96-well plates were coated with 10 μg/mL fibronectin in PBS at 4°C overnight, and then each well was incubated with 200 μl of heat-denatured 10 mg/mL BSA in PBS at 37°C for at least 1 h. After washing the wells twice, each well was seeded 3 × 104 cells in 100μl PBS, and then incubated for 60 min in a 5% CO2 incubator at 37°C. Wash the wells three times with PBS, then incubated with Cell Counting Kit-8 (CCK8) reagent for one hour; finally, the OD value was visualized on multimode reader.
The data are presented as mean ± SEM and all experiments were performed in triplicate if not specified.
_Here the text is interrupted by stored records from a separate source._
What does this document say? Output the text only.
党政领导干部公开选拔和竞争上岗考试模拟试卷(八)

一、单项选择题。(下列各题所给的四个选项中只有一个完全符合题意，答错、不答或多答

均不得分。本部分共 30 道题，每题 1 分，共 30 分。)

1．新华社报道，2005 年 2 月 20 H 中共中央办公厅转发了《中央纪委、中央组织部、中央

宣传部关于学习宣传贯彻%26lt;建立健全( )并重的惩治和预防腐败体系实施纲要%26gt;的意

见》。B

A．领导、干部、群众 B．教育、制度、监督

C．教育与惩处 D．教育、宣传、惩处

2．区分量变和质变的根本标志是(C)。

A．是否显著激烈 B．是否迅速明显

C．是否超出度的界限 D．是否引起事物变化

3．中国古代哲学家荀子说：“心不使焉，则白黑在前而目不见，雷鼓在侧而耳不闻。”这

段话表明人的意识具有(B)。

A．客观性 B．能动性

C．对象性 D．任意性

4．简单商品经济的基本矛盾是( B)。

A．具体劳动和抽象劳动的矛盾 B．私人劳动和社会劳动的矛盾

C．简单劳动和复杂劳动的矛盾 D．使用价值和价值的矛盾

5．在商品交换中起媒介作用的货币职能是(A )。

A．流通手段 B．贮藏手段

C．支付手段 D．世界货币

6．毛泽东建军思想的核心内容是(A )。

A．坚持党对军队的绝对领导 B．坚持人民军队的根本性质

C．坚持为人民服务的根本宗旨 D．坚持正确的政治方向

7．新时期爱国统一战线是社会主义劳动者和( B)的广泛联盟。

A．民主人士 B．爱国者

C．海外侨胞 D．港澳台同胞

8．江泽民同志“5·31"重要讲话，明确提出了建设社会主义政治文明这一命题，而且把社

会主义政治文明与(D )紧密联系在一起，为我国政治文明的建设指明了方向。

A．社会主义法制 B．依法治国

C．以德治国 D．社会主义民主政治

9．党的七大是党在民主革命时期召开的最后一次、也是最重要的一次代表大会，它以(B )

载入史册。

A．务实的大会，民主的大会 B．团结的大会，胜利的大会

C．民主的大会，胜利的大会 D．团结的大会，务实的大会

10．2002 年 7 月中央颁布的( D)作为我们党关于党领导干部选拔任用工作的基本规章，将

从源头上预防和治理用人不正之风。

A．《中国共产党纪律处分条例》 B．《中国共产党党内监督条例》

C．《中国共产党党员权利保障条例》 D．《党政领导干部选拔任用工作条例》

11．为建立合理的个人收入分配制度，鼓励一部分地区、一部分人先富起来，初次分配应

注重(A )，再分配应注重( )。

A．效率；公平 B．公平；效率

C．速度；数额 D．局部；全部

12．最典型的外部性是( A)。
CXCR3 expression was compared with demographic and biological parameters by cross-table analysis performed using a Fisher exact Chi square test. Statistical comparisons between groups were made by the student's t test. Trials which p values are less than 0.05 are considered significant.
This work is supported by the National Natural Science Foundation of China (No. 81272657, 81270507).
CONFLICTS OF INTEREST
Authors make a joint declaration that they have no conflicts of interests in respect of this work and its publication.